Atualizado: 14 de jun.

"O amor começa como um sentimento, mas continuar é uma escolha. Eu me vejo escolhendo você, mais e mais a cada dia" Justin Wetch


Acordo, mas a sensação não foi a de um acordar. Tudo o que aconteceu foi um tomar consciência. Abro os olhos e tudo o que vejo é um campo branco. Sinto meus olhos e mais nada. Procuro minhas mãos, tento balbuciar algo. Nada! É como se meus olhos estivessem dentro de um saco de areia, inerte. Como se todos os músculos do meu corpo tivessem sumido. Ou melhor, como se não houvesse mais corpo, somente meus olhos. Abro e fecho. Vejo o branco e mais nada.

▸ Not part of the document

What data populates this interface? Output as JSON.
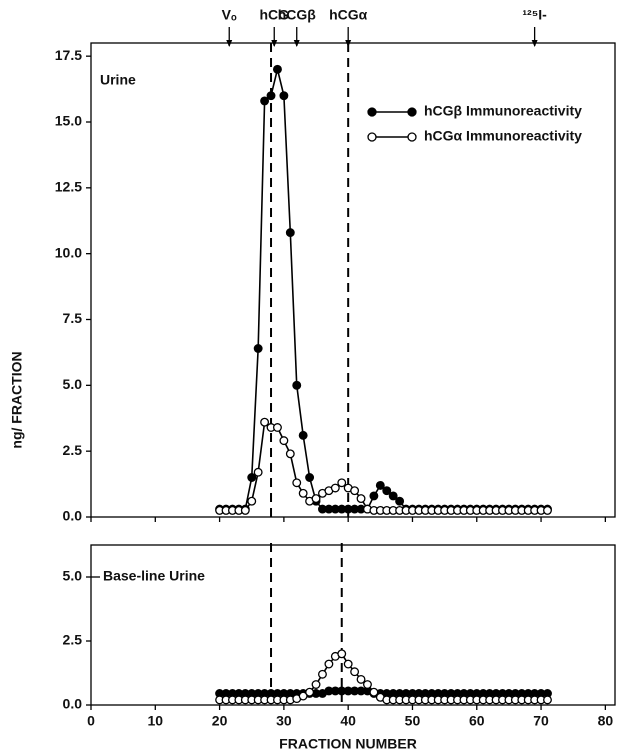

Movimento os olhos para a direita. Um olho dói. Bem no canto vejo o ângulo entre o teto e a parede. Reconheço o meu quarto. Quantas vezes observei este ângulo, em dias bons e dias ruins. Lembro de dias ali nesta cama, olhando para o teto e sofrendo. Mágoa. Uma mágoa ressentida. Mas em função do quê? Não consigo lembrar.


Sinto um embrulho no estômago. Pelo menos é mais que apenas sentir meus olhos. Me dou conta de meu torso, minhas entranhas e o teto branco.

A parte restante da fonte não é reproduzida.